World War II ended before I was born, which seems odd to me, because I feel like I remember it, but that’s because of having studied history. My father fought in WWII and he actually remembers it (or would, if he were not dead). But what would he remember? He would remember his naval experience, his buddies, the situations he was in. He would not remember the entire war, though, because nobody could, because nobody experienced the entire war. People can only literally remember their own experience, not somebody else’s. And yet, after a lifetime of reading about the war, and watching uncountable movies and newsreels covering all aspects of it, I feel I have a personal memory of it, although that is not literally possible because I wasn’t yet born when the war ended. Still, that quasi-memory, a function of internalized history, extends my memory of collective human experience back in time beyond the moment of my conception.
There is a complementary, if not parallel, kind of quasi-experience after death. After a person dies, their memory continues in the collective experience of those who knew that person. In cultures that emphasize ancestor worship, this mnemonic persistence can last quite a long time. Eventually, and inevitably, it fades from the collective memory. Even if a family has an extensive, documented genealogy, we can be confident there is little, if any, collective memory of individuals who lived thousands of years ago, or who lived before history. Some individuals who are deemed noteworthy by a cultural tradition may be remembered less intimately for much longer than average. We collectively remember Albert Einstein, Thomas Aquinas, Jesus Christ, Socrates, and a collection of Egyptian Pharaohs. As more time elapses since a person’s death, the less detailed is the historical record of them and the dimmer the collective memory.

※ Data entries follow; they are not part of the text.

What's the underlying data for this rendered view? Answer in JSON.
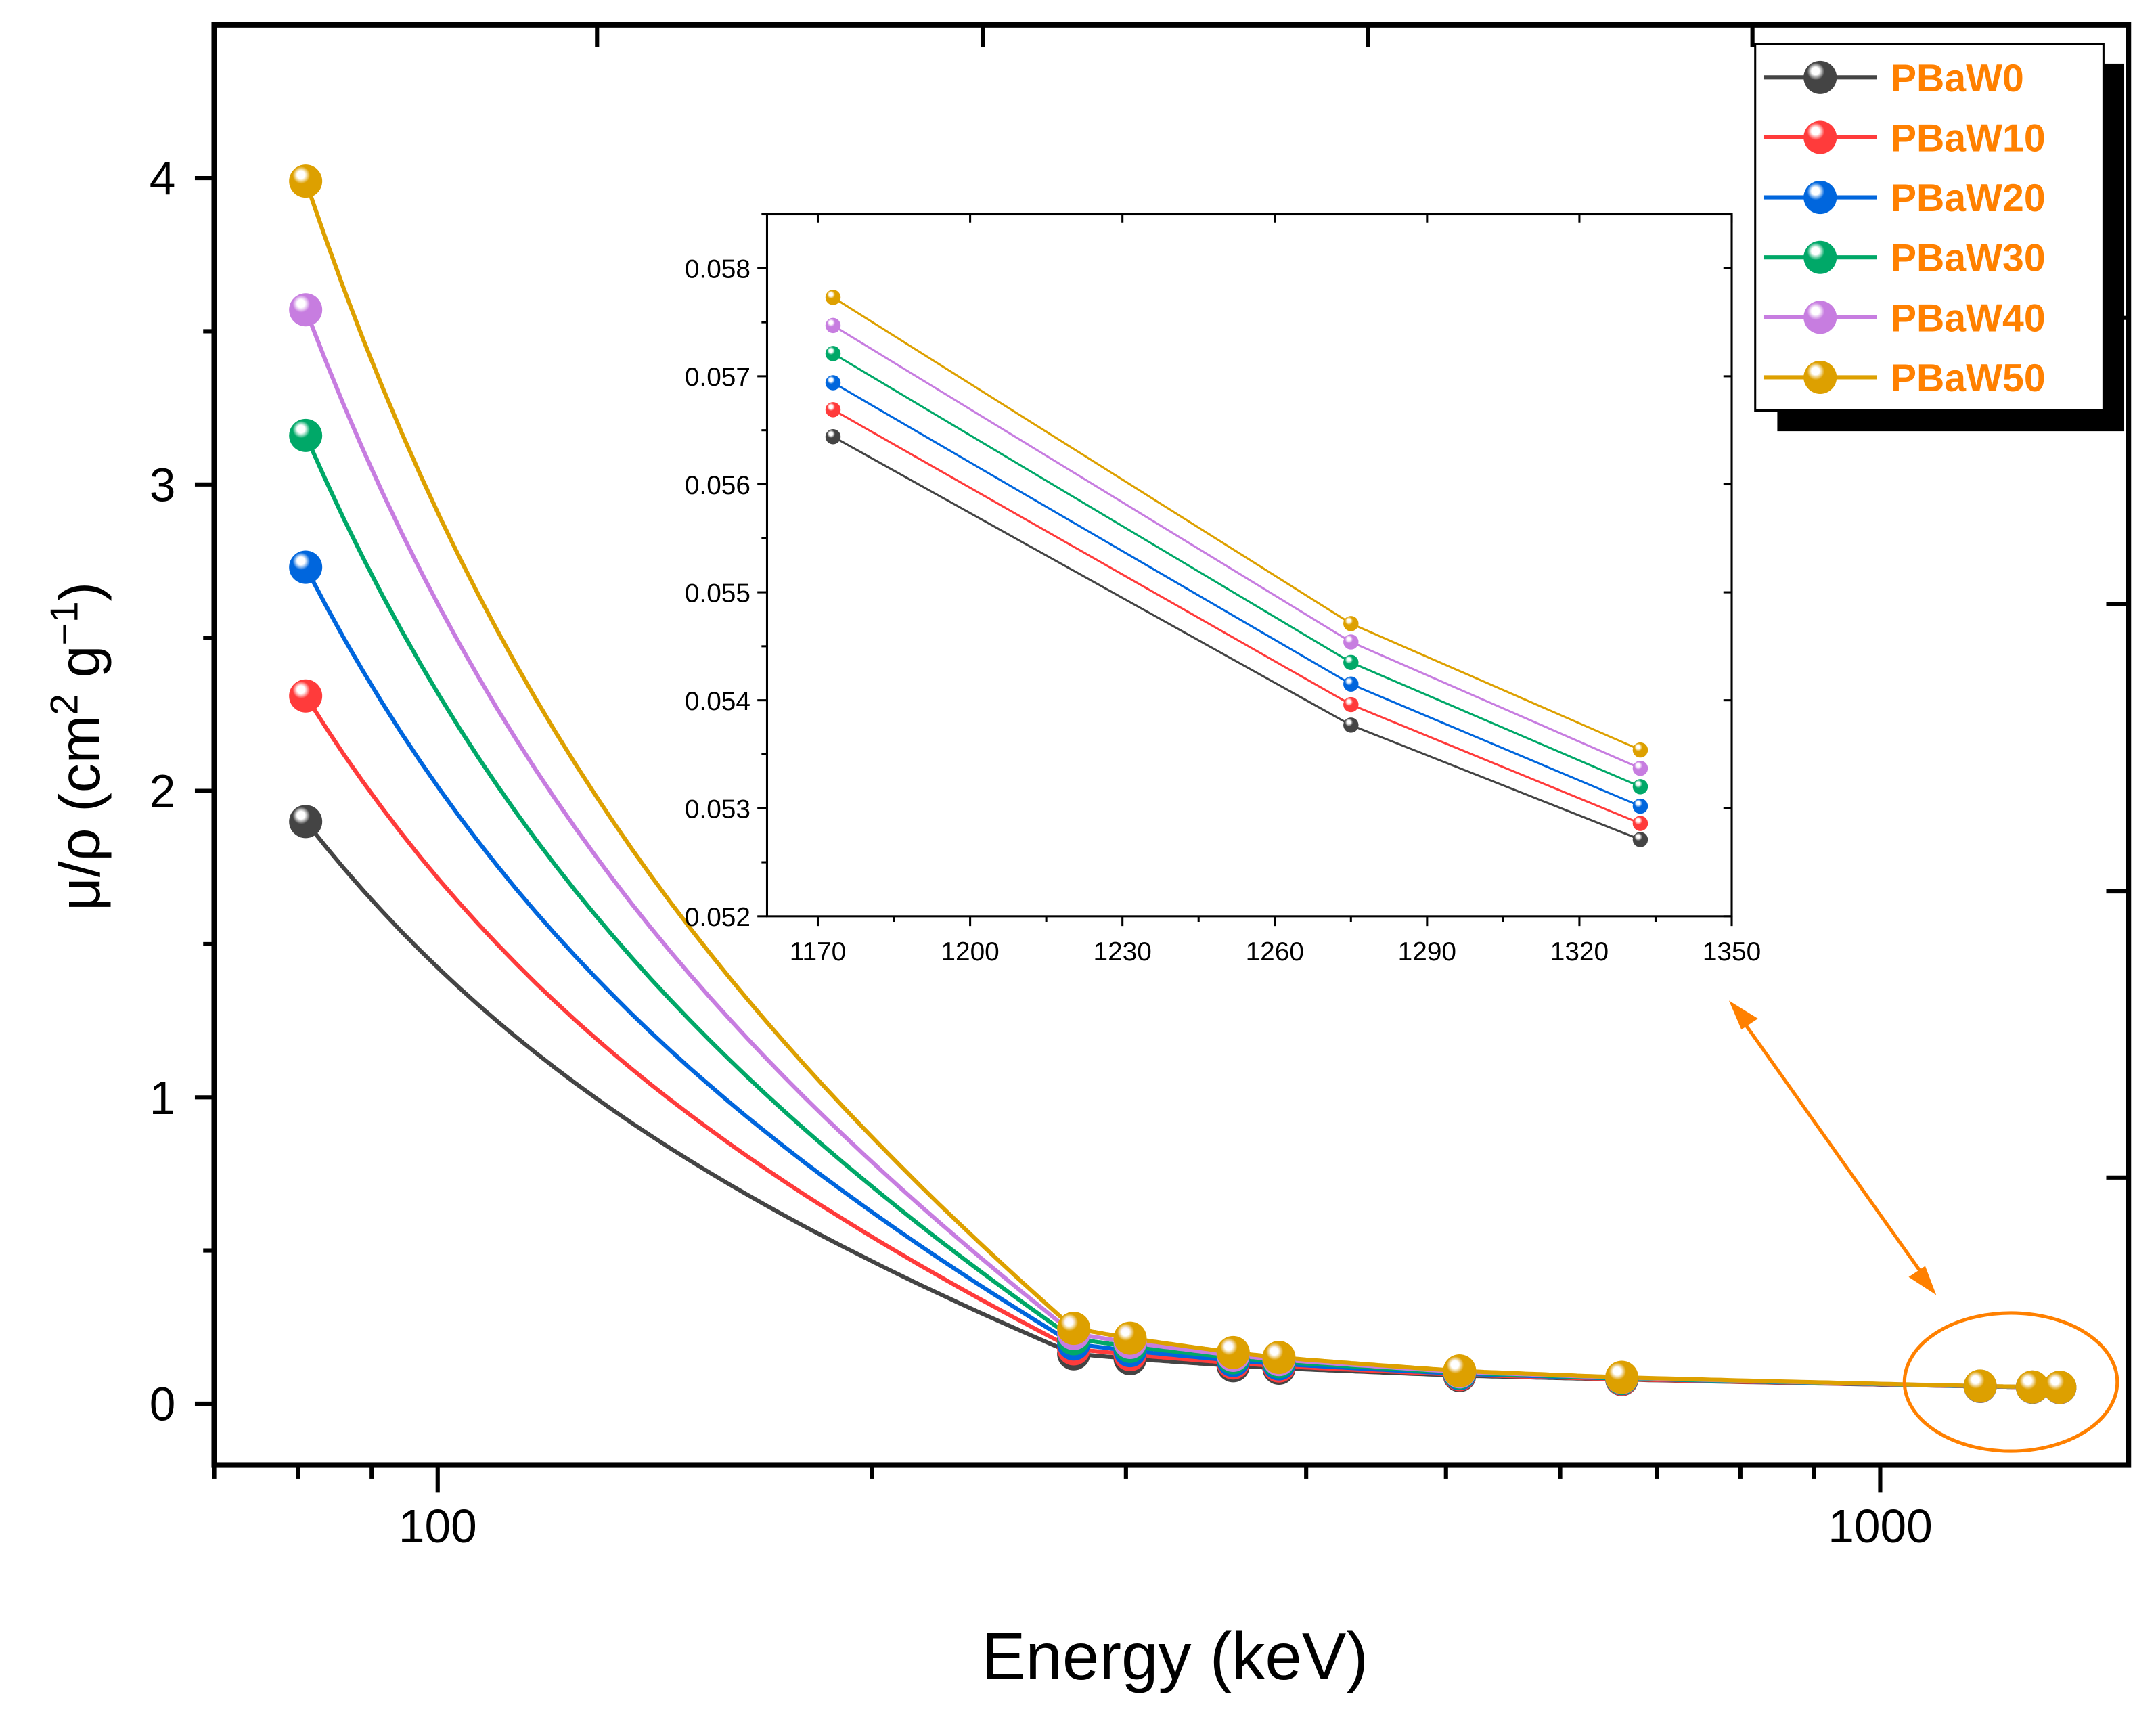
{
  "chart_data": {
    "type": "line",
    "xlabel": "Energy (keV)",
    "ylabel": {
      "main": "μ/ρ (cm",
      "sup1": "2",
      "mid": " g",
      "sup2": "−1",
      "end": ")"
    },
    "x_scale": "log",
    "xlim": [
      70,
      1486
    ],
    "ylim": [
      -0.2,
      4.5
    ],
    "x_ticks": [
      100,
      1000
    ],
    "x_tick_labels": [
      "100",
      "1000"
    ],
    "y_ticks": [
      0,
      1,
      2,
      3,
      4
    ],
    "y_tick_labels": [
      "0",
      "1",
      "2",
      "3",
      "4"
    ],
    "grid": false,
    "legend_position": "top-right",
    "x": [
      81,
      276,
      302,
      356,
      383,
      511,
      662,
      1173,
      1275,
      1332
    ],
    "series": [
      {
        "name": "PBaW0",
        "color": "#444444",
        "values": [
          1.9,
          0.163,
          0.147,
          0.124,
          0.116,
          0.092,
          0.079,
          0.05644,
          0.05377,
          0.05271
        ]
      },
      {
        "name": "PBaW10",
        "color": "#FF3B3B",
        "values": [
          2.31,
          0.179,
          0.16,
          0.133,
          0.123,
          0.095,
          0.08,
          0.05669,
          0.05396,
          0.05286
        ]
      },
      {
        "name": "PBaW20",
        "color": "#0066DD",
        "values": [
          2.73,
          0.195,
          0.173,
          0.141,
          0.13,
          0.098,
          0.082,
          0.05694,
          0.05415,
          0.05302
        ]
      },
      {
        "name": "PBaW30",
        "color": "#00A868",
        "values": [
          3.16,
          0.212,
          0.187,
          0.15,
          0.137,
          0.101,
          0.083,
          0.05721,
          0.05435,
          0.0532
        ]
      },
      {
        "name": "PBaW40",
        "color": "#C77DE0",
        "values": [
          3.57,
          0.229,
          0.2,
          0.158,
          0.144,
          0.104,
          0.085,
          0.05747,
          0.05454,
          0.05337
        ]
      },
      {
        "name": "PBaW50",
        "color": "#DDA000",
        "values": [
          3.99,
          0.246,
          0.214,
          0.167,
          0.151,
          0.107,
          0.086,
          0.05773,
          0.05471,
          0.05354
        ]
      }
    ],
    "legend_text_color": "#FF8000",
    "annotation_color": "#FF8000",
    "inset": {
      "xlim": [
        1160,
        1350
      ],
      "ylim": [
        0.052,
        0.0585
      ],
      "x_ticks": [
        1170,
        1200,
        1230,
        1260,
        1290,
        1320,
        1350
      ],
      "x_tick_labels": [
        "1170",
        "1200",
        "1230",
        "1260",
        "1290",
        "1320",
        "1350"
      ],
      "y_ticks": [
        0.052,
        0.053,
        0.054,
        0.055,
        0.056,
        0.057,
        0.058
      ],
      "y_tick_labels": [
        "0.052",
        "0.053",
        "0.054",
        "0.055",
        "0.056",
        "0.057",
        "0.058"
      ],
      "x_min_shown": 1100
    }
  }
}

Nevertheless, there is a sense in which an individual’s experience persists beyond death in the collective consciousness of the community in which that individual lived. The dead individual has no personal consciousness or memory, but as long as the community persists, there is yet a persistent psychological trace of that individual’s experience.
To the extent that an individual, while living, defines himself or herself as a member of that community, psychologically constituted of it, then the individual can anticipate being remembered in the collective consciousness after death. That is, in a sense, another form of quasi-memory, an imagined future memory in the minds of the community. That is why some people are so extremely motivated to “leave a mark,” “make a difference,” “leave a legacy,” or otherwise make a noteworthy impression on their community so that their imagined, future, collective memory will persist longer than average.

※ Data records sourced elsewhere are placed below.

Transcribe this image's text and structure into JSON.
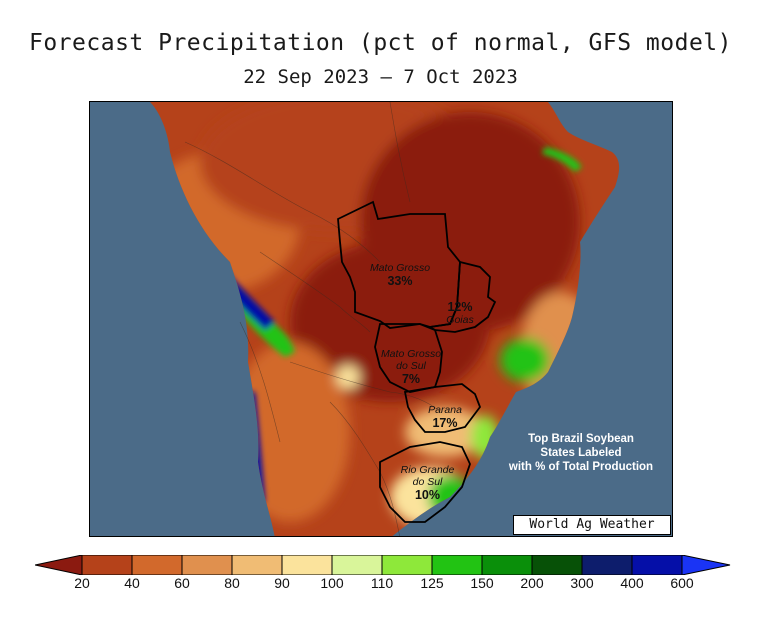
{
  "title": "Forecast Precipitation (pct of normal, GFS model)",
  "subtitle": "22 Sep 2023 — 7 Oct 2023",
  "credit": "World Ag Weather",
  "note": {
    "line1": "Top Brazil Soybean",
    "line2": "States Labeled",
    "line3": "with % of Total Production"
  },
  "states": [
    {
      "name": "Mato Grosso",
      "pct": "33%"
    },
    {
      "name": "Goias",
      "pct": "12%"
    },
    {
      "name": "Mato Grosso do Sul",
      "name_line1": "Mato Grosso",
      "name_line2": "do Sul",
      "pct": "7%"
    },
    {
      "name": "Parana",
      "pct": "17%"
    },
    {
      "name": "Rio Grande do Sul",
      "name_line1": "Rio Grande",
      "name_line2": "do Sul",
      "pct": "10%"
    }
  ],
  "legend": {
    "ticks": [
      "20",
      "40",
      "60",
      "80",
      "90",
      "100",
      "110",
      "125",
      "150",
      "200",
      "300",
      "400",
      "600"
    ],
    "colors": [
      "#8b1a10",
      "#b5421a",
      "#d2692c",
      "#e0904e",
      "#f0bc74",
      "#fbe39c",
      "#d9f59a",
      "#8ee83a",
      "#22c313",
      "#0a8f0a",
      "#075107",
      "#0d1d6c",
      "#050fa8",
      "#1a34f5"
    ],
    "ocean": "#4b6b88"
  }
}
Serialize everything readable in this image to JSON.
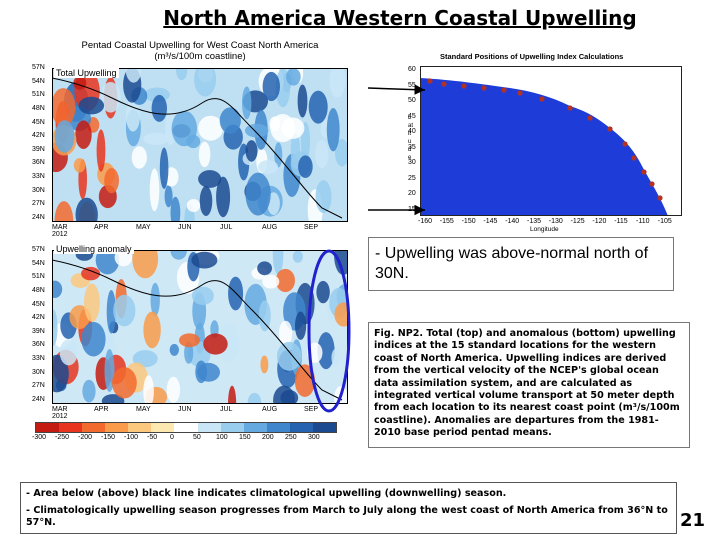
{
  "slide": {
    "title": "North America Western Coastal Upwelling",
    "page_number": "21"
  },
  "figure": {
    "title_line1": "Pentad Coastal Upwelling for West Coast North America",
    "title_line2": "(m³/s/100m coastline)",
    "top_panel_label": "Total Upwelling",
    "bottom_panel_label": "Upwelling anomaly",
    "y_ticks": [
      "57N",
      "54N",
      "51N",
      "48N",
      "45N",
      "42N",
      "39N",
      "36N",
      "33N",
      "30N",
      "27N",
      "24N"
    ],
    "x_ticks": [
      "MAR",
      "APR",
      "MAY",
      "JUN",
      "JUL",
      "AUG",
      "SEP"
    ],
    "x_year": "2012",
    "colorbar_ticks": [
      "-300",
      "-250",
      "-200",
      "-150",
      "-100",
      "-50",
      "0",
      "50",
      "100",
      "150",
      "200",
      "250",
      "300"
    ],
    "colorbar_colors": [
      "#c41b12",
      "#e8351f",
      "#f36a2e",
      "#f99b4a",
      "#fcc87e",
      "#fde9b0",
      "#ffffff",
      "#c9e6f7",
      "#98cdee",
      "#64a9e0",
      "#3f86cc",
      "#2563b0",
      "#1b4a90"
    ],
    "highlight_color": "#2222cc"
  },
  "map": {
    "title": "Standard Positions of Upwelling Index Calculations",
    "xlabel": "Longitude",
    "ylabel": "Latitude",
    "y_ticks": [
      "60",
      "55",
      "50",
      "45",
      "40",
      "35",
      "30",
      "25",
      "20",
      "15"
    ],
    "x_ticks": [
      "-160",
      "-155",
      "-150",
      "-145",
      "-140",
      "-135",
      "-130",
      "-125",
      "-120",
      "-115",
      "-110",
      "-105"
    ],
    "ocean_color": "#1e3cd8",
    "land_color": "#ffffff",
    "station_color": "#b33222"
  },
  "bullet": {
    "text": "- Upwelling was above-normal north of 30N."
  },
  "caption": {
    "text": "Fig. NP2. Total (top) and anomalous (bottom) upwelling indices at the 15 standard locations for the western coast of North America. Upwelling indices are derived from the vertical velocity of the NCEP's global ocean data assimilation system, and are calculated as integrated vertical volume transport at 50 meter depth from each location to its nearest coast point (m³/s/100m coastline). Anomalies are departures from the 1981-2010 base period pentad means."
  },
  "notes": {
    "line1": "- Area below (above) black line indicates climatological upwelling (downwelling) season.",
    "line2": "- Climatologically upwelling season progresses from March to July along the west coast of North America from 36°N to 57°N."
  }
}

The quasi-memory after death is actually an imagination of the community’s future rememberance, not a literal individual postmortem memory, but it can be conceived as a hybrid form of postmortem consciousness. In comparison, the quasi-memory of experience before birth feels like an individual form of consciousness, but it is derived from the collective experience of historians, scientists, and the like, and so is also a hybrid of personal and collective consciousness. The two kinds of hybrid quasi-experience have different qualitative feels.
Thus, there is, after all, a difference in consciousness between being dead and not yet having been conceived. While there are hybrid forms of quasi-personal consciousness before birth and after death, they are strangely different, and complementary rather than parallel or equivalent.